Activity 1: Comprehending and responding to information texts

  • Read Resource 1: Text on litter. Make copies of the article and tasks or write the paragraphs and tasks on your chalkboard.
  • Cover them over.
  • Before pupils read the article, ask some introductory questions. Your questions should help pupils to connect what they already know to the new information in the article (see Resource 2: Introductory questions). If your pupils are young or you need to read the text to them, you could write their answers on the board.
  • Next, uncover the article and tasks, and ask pupils to read the article in silence and write answers to the tasks.
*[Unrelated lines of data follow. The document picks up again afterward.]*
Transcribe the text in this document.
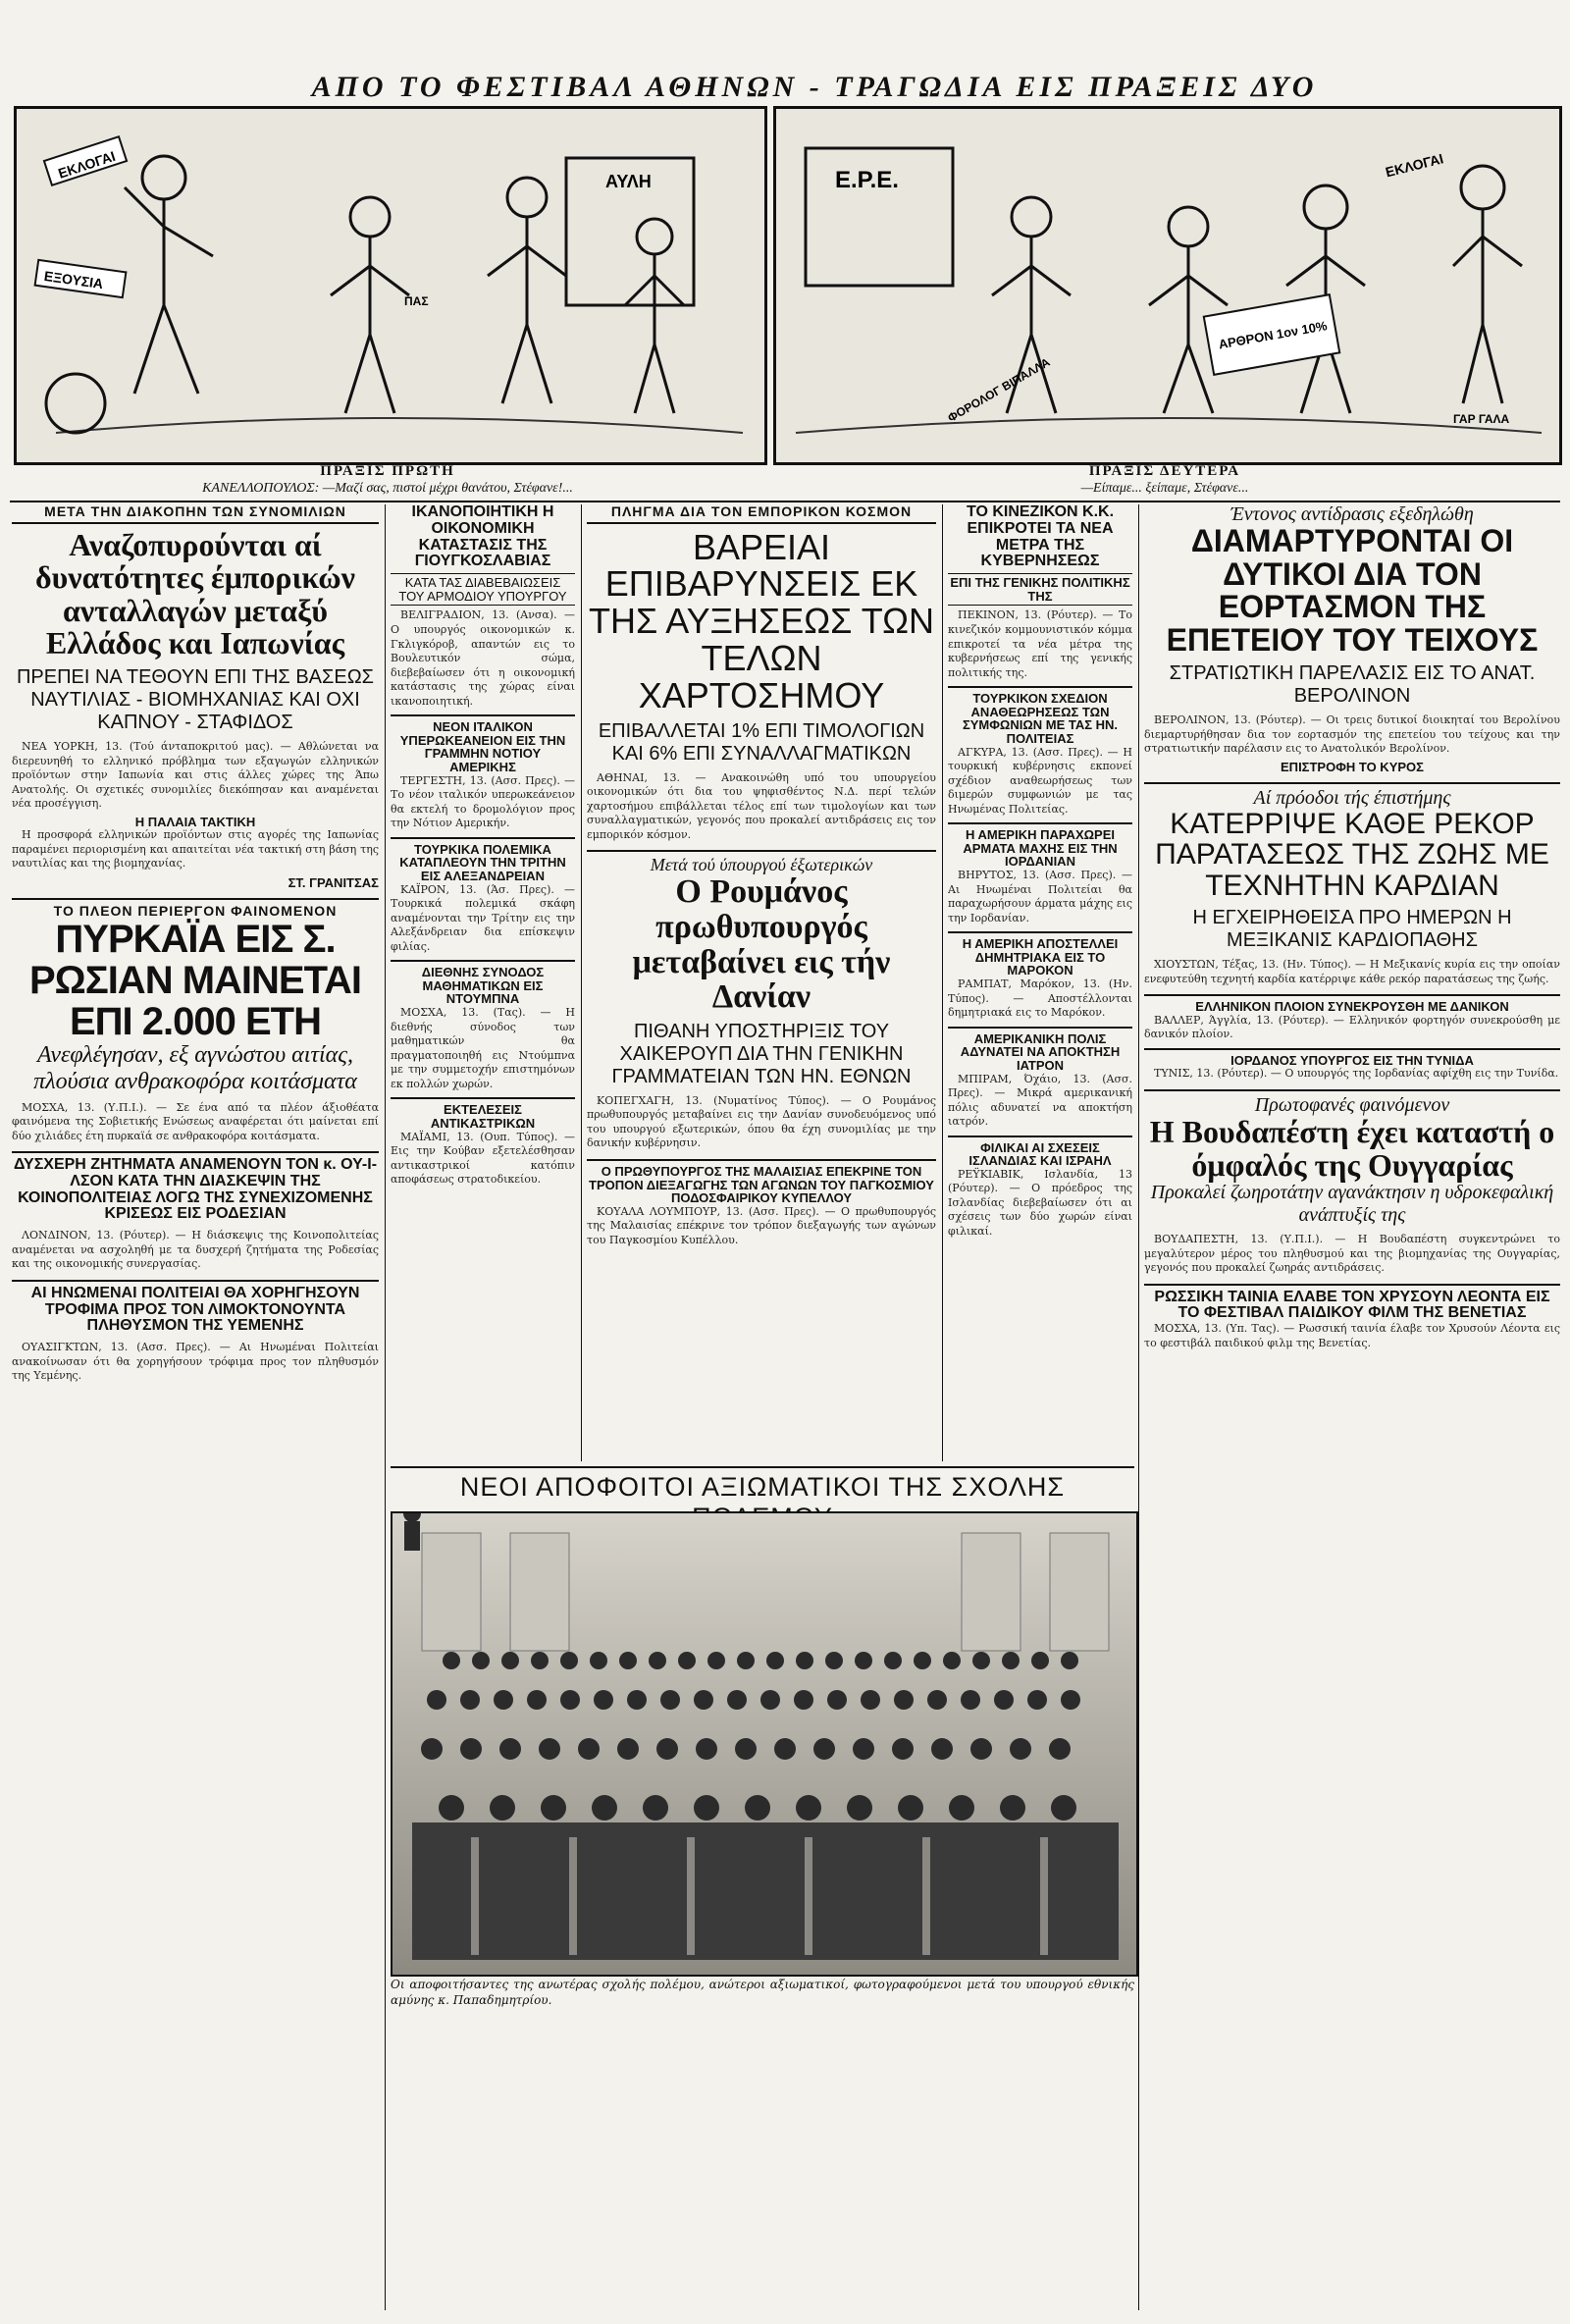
ΑΠΟ ΤΟ ΦΕΣΤΙΒΑΛ ΑΘΗΝΩΝ - ΤΡΑΓΩΔΙΑ ΕΙΣ ΠΡΑΞΕΙΣ ΔΥΟ
ΕΚΛΟΓΑΙ
ΕΞΟΥΣΙΑ
ΑΥΛΗ
ΠΑΣ
Ε.Ρ.Ε.
ΕΚΛΟΓΑΙ
ΑΡΘΡΟΝ 1ον 10%
ΦΟΡΟΛΟΓ ΒΙΠΑΛΛΑ	ΓΑΡ ΓΑΛΑ
ΠΡΑΞΙΣ ΠΡΩΤΗ
ΚΑΝΕΛΛΟΠΟΥΛΟΣ: —Μαζί σας, πιστοί μέχρι θανάτου, Στέφανε!...
ΠΡΑΞΙΣ ΔΕΥΤΕΡΑ
—Είπαμε... ξείπαμε, Στέφανε...
ΜΕΤΑ ΤΗΝ ΔΙΑΚΟΠΗΝ ΤΩΝ ΣΥΝΟΜΙΛΙΩΝ
Αναζοπυρούνται αί δυνατότητες έμπορικών ανταλλαγών μεταξύ Ελλάδος και Ιαπωνίας
ΠΡΕΠΕΙ ΝΑ ΤΕΘΟΥΝ ΕΠΙ ΤΗΣ ΒΑΣΕΩΣ ΝΑΥΤΙΛΙΑΣ - ΒΙΟΜΗΧΑΝΙΑΣ ΚΑΙ ΟΧΙ ΚΑΠΝΟΥ - ΣΤΑΦΙΔΟΣ

ΝΕΑ ΥΟΡΚΗ, 13. (Τού άνταποκριτού μας). — Αθλώνεται να διερευνηθή το ελληνικό πρόβλημα των εξαγωγών ελληνικών προϊόντων στην Ιαπωνία και στις άλλες χώρες της Άπω Ανατολής. Οι σχετικές συνομιλίες διεκόπησαν και αναμένεται νέα προσέγγιση.

Η ΠΑΛΑΙΑ ΤΑΚΤΙΚΗ

Η προσφορά ελληνικών προϊόντων στις αγορές της Ιαπωνίας παραμένει περιορισμένη και απαιτείται νέα τακτική στη βάση της ναυτιλίας και της βιομηχανίας.

ΣΤ. ΓΡΑΝΙΤΣΑΣ
ΤΟ ΠΛΕΟΝ ΠΕΡΙΕΡΓΟΝ ΦΑΙΝΟΜΕΝΟΝ
ΠΥΡΚΑΪΑ ΕΙΣ Σ. ΡΩΣΙΑΝ ΜΑΙΝΕΤΑΙ ΕΠΙ 2.000 ΕΤΗ
Ανεφλέγησαν, εξ αγνώστου αιτίας, πλούσια ανθρακοφόρα κοιτάσματα

ΜΟΣΧΑ, 13. (Υ.Π.Ι.). — Σε ένα από τα πλέον άξιοθέατα φαινόμενα της Σοβιετικής Ενώσεως αναφέρεται ότι μαίνεται επί δύο χιλιάδες έτη πυρκαϊά σε ανθρακοφόρα κοιτάσματα.

ΔΥΣΧΕΡΗ ΖΗΤΗΜΑΤΑ ΑΝΑΜΕΝΟΥΝ ΤΟΝ κ. ΟΥ-Ι-ΛΣΟΝ ΚΑΤΑ ΤΗΝ ΔΙΑΣΚΕΨΙΝ ΤΗΣ ΚΟΙΝΟΠΟΛΙΤΕΙΑΣ ΛΟΓΩ ΤΗΣ ΣΥΝΕΧΙΖΟΜΕΝΗΣ ΚΡΙΣΕΩΣ ΕΙΣ ΡΟΔΕΣΙΑΝ

ΛΟΝΔΙΝΟΝ, 13. (Ρόυτερ). — Η διάσκεψις της Κοινοπολιτείας αναμένεται να ασχοληθή με τα δυσχερή ζητήματα της Ροδεσίας και της οικονομικής συνεργασίας.

ΑΙ ΗΝΩΜΕΝΑΙ ΠΟΛΙΤΕΙΑΙ ΘΑ ΧΟΡΗΓΗΣΟΥΝ ΤΡΟΦΙΜΑ ΠΡΟΣ ΤΟΝ ΛΙΜΟΚΤΟΝΟΥΝΤΑ ΠΛΗΘΥΣΜΟΝ ΤΗΣ ΥΕΜΕΝΗΣ

ΟΥΑΣΙΓΚΤΩΝ, 13. (Ασσ. Πρες). — Αι Ηνωμέναι Πολιτείαι ανακοίνωσαν ότι θα χορηγήσουν τρόφιμα προς τον πληθυσμόν της Υεμένης.

ΙΚΑΝΟΠΟΙΗΤΙΚΗ Η ΟΙΚΟΝΟΜΙΚΗ ΚΑΤΑΣΤΑΣΙΣ ΤΗΣ ΓΙΟΥΓΚΟΣΛΑΒΙΑΣ
ΚΑΤΑ ΤΑΣ ΔΙΑΒΕΒΑΙΩΣΕΙΣ ΤΟΥ ΑΡΜΟΔΙΟΥ ΥΠΟΥΡΓΟΥ

ΒΕΛΙΓΡΑΔΙΟΝ, 13. (Ανσα). — Ο υπουργός οικονομικών κ. Γκλιγκόροβ, απαντών εις το Βουλευτικόν σώμα, διεβεβαίωσεν ότι η οικονομική κατάστασις της χώρας είναι ικανοποιητική.

ΝΕΟΝ ΙΤΑΛΙΚΟΝ ΥΠΕΡΩΚΕΑΝΕΙΟΝ ΕΙΣ ΤΗΝ ΓΡΑΜΜΗΝ ΝΟΤΙΟΥ ΑΜΕΡΙΚΗΣ

ΤΕΡΓΕΣΤΗ, 13. (Ασσ. Πρες). — Το νέον ιταλικόν υπερωκεάνειον θα εκτελή το δρομολόγιον προς την Νότιον Αμερικήν.

ΤΟΥΡΚΙΚΑ ΠΟΛΕΜΙΚΑ ΚΑΤΑΠΛΕΟΥΝ ΤΗΝ ΤΡΙΤΗΝ ΕΙΣ ΑΛΕΞΑΝΔΡΕΙΑΝ

ΚΑΪΡΟΝ, 13. (Άσ. Πρες). — Τουρκικά πολεμικά σκάφη αναμένονται την Τρίτην εις την Αλεξάνδρειαν δια επίσκεψιν φιλίας.

ΔΙΕΘΝΗΣ ΣΥΝΟΔΟΣ ΜΑΘΗΜΑΤΙΚΩΝ ΕΙΣ ΝΤΟΥΜΠΝΑ

ΜΟΣΧΑ, 13. (Τας). — Η διεθνής σύνοδος των μαθηματικών θα πραγματοποιηθή εις Ντούμπνα με την συμμετοχήν επιστημόνων εκ πολλών χωρών.

ΕΚΤΕΛΕΣΕΙΣ ΑΝΤΙΚΑΣΤΡΙΚΩΝ

ΜΑΪΑΜΙ, 13. (Ουπ. Τύπος). — Εις την Κούβαν εξετελέσθησαν αντικαστρικοί κατόπιν αποφάσεως στρατοδικείου.

ΠΛΗΓΜΑ ΔΙΑ ΤΟΝ ΕΜΠΟΡΙΚΟΝ ΚΟΣΜΟΝ
ΒΑΡΕΙΑΙ ΕΠΙΒΑΡΥΝΣΕΙΣ ΕΚ ΤΗΣ ΑΥΞΗΣΕΩΣ ΤΩΝ ΤΕΛΩΝ ΧΑΡΤΟΣΗΜΟΥ
ΕΠΙΒΑΛΛΕΤΑΙ 1% ΕΠΙ ΤΙΜΟΛΟΓΙΩΝ ΚΑΙ 6% ΕΠΙ ΣΥΝΑΛΛΑΓΜΑΤΙΚΩΝ

ΑΘΗΝΑΙ, 13. — Ανακοινώθη υπό του υπουργείου οικονομικών ότι δια του ψηφισθέντος Ν.Δ. περί τελών χαρτοσήμου επιβάλλεται τέλος επί των τιμολογίων και των συναλλαγματικών, γεγονός που προκαλεί αντιδράσεις εις τον εμπορικόν κόσμον.

Μετά τού ύπουργού έξωτερικών
Ο Ρουμάνος πρωθυπουργός μεταβαίνει εις τήν Δανίαν
ΠΙΘΑΝΗ ΥΠΟΣΤΗΡΙΞΙΣ ΤΟΥ ΧΑΙΚΕΡΟΥΠ ΔΙΑ ΤΗΝ ΓΕΝΙΚΗΝ ΓΡΑΜΜΑΤΕΙΑΝ ΤΩΝ ΗΝ. ΕΘΝΩΝ

ΚΟΠΕΓΧΑΓΗ, 13. (Νυματίνος Τύπος). — Ο Ρουμάνος πρωθυπουργός μεταβαίνει εις την Δανίαν συνοδευόμενος υπό του υπουργού εξωτερικών, όπου θα έχη συνομιλίας με την δανικήν κυβέρνησιν.

Ο ΠΡΩΘΥΠΟΥΡΓΟΣ ΤΗΣ ΜΑΛΑΙΣΙΑΣ ΕΠΕΚΡΙΝΕ ΤΟΝ ΤΡΟΠΟΝ ΔΙΕΞΑΓΩΓΗΣ ΤΩΝ ΑΓΩΝΩΝ ΤΟΥ ΠΑΓΚΟΣΜΙΟΥ ΠΟΔΟΣΦΑΙΡΙΚΟΥ ΚΥΠΕΛΛΟΥ

ΚΟΥΑΛΑ ΛΟΥΜΠΟΥΡ, 13. (Ασσ. Πρες). — Ο πρωθυπουργός της Μαλαισίας επέκρινε τον τρόπον διεξαγωγής των αγώνων του Παγκοσμίου Κυπέλλου.

ΤΟ ΚΙΝΕΖΙΚΟΝ Κ.Κ. ΕΠΙΚΡΟΤΕΙ ΤΑ ΝΕΑ ΜΕΤΡΑ ΤΗΣ ΚΥΒΕΡΝΗΣΕΩΣ
ΕΠΙ ΤΗΣ ΓΕΝΙΚΗΣ ΠΟΛΙΤΙΚΗΣ ΤΗΣ

ΠΕΚΙΝΟΝ, 13. (Ρόυτερ). — Το κινεζικόν κομμουνιστικόν κόμμα επικροτεί τα νέα μέτρα της κυβερνήσεως επί της γενικής πολιτικής της.

ΤΟΥΡΚΙΚΟΝ ΣΧΕΔΙΟΝ ΑΝΑΘΕΩΡΗΣΕΩΣ ΤΩΝ ΣΥΜΦΩΝΙΩΝ ΜΕ ΤΑΣ ΗΝ. ΠΟΛΙΤΕΙΑΣ

ΑΓΚΥΡΑ, 13. (Ασσ. Πρες). — Η τουρκική κυβέρνησις εκπονεί σχέδιον αναθεωρήσεως των διμερών συμφωνιών με τας Ηνωμένας Πολιτείας.

Η ΑΜΕΡΙΚΗ ΠΑΡΑΧΩΡΕΙ ΑΡΜΑΤΑ ΜΑΧΗΣ ΕΙΣ ΤΗΝ ΙΟΡΔΑΝΙΑΝ

ΒΗΡΥΤΟΣ, 13. (Ασσ. Πρες). — Αι Ηνωμέναι Πολιτείαι θα παραχωρήσουν άρματα μάχης εις την Ιορδανίαν.

Η ΑΜΕΡΙΚΗ ΑΠΟΣΤΕΛΛΕΙ ΔΗΜΗΤΡΙΑΚΑ ΕΙΣ ΤΟ ΜΑΡΟΚΟΝ

ΡΑΜΠΑΤ, Μαρόκον, 13. (Ην. Τύπος). — Αποστέλλονται δημητριακά εις το Μαρόκον.

ΑΜΕΡΙΚΑΝΙΚΗ ΠΟΛΙΣ ΑΔΥΝΑΤΕΙ ΝΑ ΑΠΟΚΤΗΣΗ ΙΑΤΡΟΝ

ΜΠΙΡΑΜ, Όχάιο, 13. (Ασσ. Πρες). — Μικρά αμερικανική πόλις αδυνατεί να αποκτήση ιατρόν.

ΦΙΛΙΚΑΙ ΑΙ ΣΧΕΣΕΙΣ ΙΣΛΑΝΔΙΑΣ ΚΑΙ ΙΣΡΑΗΛ

ΡΕΫΚΙΑΒΙΚ, Ισλανδία, 13 (Ρόυτερ). — Ο πρόεδρος της Ισλανδίας διεβεβαίωσεν ότι αι σχέσεις των δύο χωρών είναι φιλικαί.

Έντονος αντίδρασις εξεδηλώθη
ΔΙΑΜΑΡΤΥΡΟΝΤΑΙ ΟΙ ΔΥΤΙΚΟΙ ΔΙΑ ΤΟΝ ΕΟΡΤΑΣΜΟΝ ΤΗΣ ΕΠΕΤΕΙΟΥ ΤΟΥ ΤΕΙΧΟΥΣ
ΣΤΡΑΤΙΩΤΙΚΗ ΠΑΡΕΛΑΣΙΣ ΕΙΣ ΤΟ ΑΝΑΤ. ΒΕΡΟΛΙΝΟΝ

ΒΕΡΟΛΙΝΟΝ, 13. (Ρόυτερ). — Οι τρεις δυτικοί διοικηταί του Βερολίνου διεμαρτυρήθησαν δια τον εορτασμόν της επετείου του τείχους και την στρατιωτικήν παρέλασιν εις το Ανατολικόν Βερολίνον.

ΕΠΙΣΤΡΟΦΗ ΤΟ ΚΥΡΟΣ
Αί πρόοδοι τής έπιστήμης
ΚΑΤΕΡΡΙΨΕ ΚΑΘΕ ΡΕΚΟΡ ΠΑΡΑΤΑΣΕΩΣ ΤΗΣ ΖΩΗΣ ΜΕ ΤΕΧΝΗΤΗΝ ΚΑΡΔΙΑΝ
Η ΕΓΧΕΙΡΗΘΕΙΣΑ ΠΡΟ ΗΜΕΡΩΝ Η ΜΕΞΙΚΑΝΙΣ ΚΑΡΔΙΟΠΑΘΗΣ

ΧΙΟΥΣΤΩΝ, Τέξας, 13. (Ην. Τύπος). — Η Μεξικανίς κυρία εις την οποίαν ενεφυτεύθη τεχνητή καρδία κατέρριψε κάθε ρεκόρ παρατάσεως της ζωής.

ΕΛΛΗΝΙΚΟΝ ΠΛΟΙΟΝ ΣΥΝΕΚΡΟΥΣΘΗ ΜΕ ΔΑΝΙΚΟΝ

ΒΑΛΛΕΡ, Άγγλία, 13. (Ρόυτερ). — Ελληνικόν φορτηγόν συνεκρούσθη με δανικόν πλοίον.

ΙΟΡΔΑΝΟΣ ΥΠΟΥΡΓΟΣ ΕΙΣ ΤΗΝ ΤΥΝΙΔΑ

ΤΥΝΙΣ, 13. (Ρόυτερ). — Ο υπουργός της Ιορδανίας αφίχθη εις την Τυνίδα.

Πρωτοφανές φαινόμενον
Η Βουδαπέστη έχει καταστή ο όμφαλός της Ουγγαρίας
Προκαλεί ζωηροτάτην αγανάκτησιν η υδροκεφαλική ανάπτυξίς της

ΒΟΥΔΑΠΕΣΤΗ, 13. (Υ.Π.Ι.). — Η Βουδαπέστη συγκεντρώνει το μεγαλύτερον μέρος του πληθυσμού και της βιομηχανίας της Ουγγαρίας, γεγονός που προκαλεί ζωηράς αντιδράσεις.

ΡΩΣΣΙΚΗ ΤΑΙΝΙΑ ΕΛΑΒΕ ΤΟΝ ΧΡΥΣΟΥΝ ΛΕΟΝΤΑ ΕΙΣ ΤΟ ΦΕΣΤΙΒΑΛ ΠΑΙΔΙΚΟΥ ΦΙΛΜ ΤΗΣ ΒΕΝΕΤΙΑΣ

ΜΟΣΧΑ, 13. (Υπ. Τας). — Ρωσσική ταινία έλαβε τον Χρυσούν Λέοντα εις το φεστιβάλ παιδικού φιλμ της Βενετίας.

ΝΕΟΙ ΑΠΟΦΟΙΤΟΙ ΑΞΙΩΜΑΤΙΚΟΙ ΤΗΣ ΣΧΟΛΗΣ
Οι αποφοιτήσαντες της ανωτέρας σχολής πολέμου, ανώτεροι αξιωματικοί, φωτογραφούμενοι μετά του υπουργού εθνικής αμύνης κ. Παπαδημητρίου.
When they have finished, collect their books and assess their answers.
  • Return the books and/or give the whole class oral feedback on what they did well and discuss any difficulties they experienced. (See Resource 1 for suggested answers to the tasks.)
  • In the next lesson, ask pupils to work in small groups to design an ‘anti-litter’ poster and display it in class (see Resource 3: Good posters).

Page 2

Think about all the kinds of information texts that you read. Whether these are in the pages of textbooks, in advertising leaflets or on computer screens, they frequently include diagrams, charts, graphs, drawings, photographs or maps. To be successful as readers, you and your pupils need to understand how words, figures and visual images (such as photographs or drawings) work together to present information. Many writers on education now stress the importance of visual literacy. Learning how to read and respond to photographs and drawings is one part of becoming visually literate. Reading and responding to charts, graphs and diagrams is another. Bar and pie charts are some of the easier charts to understand and to make in order to summarise information.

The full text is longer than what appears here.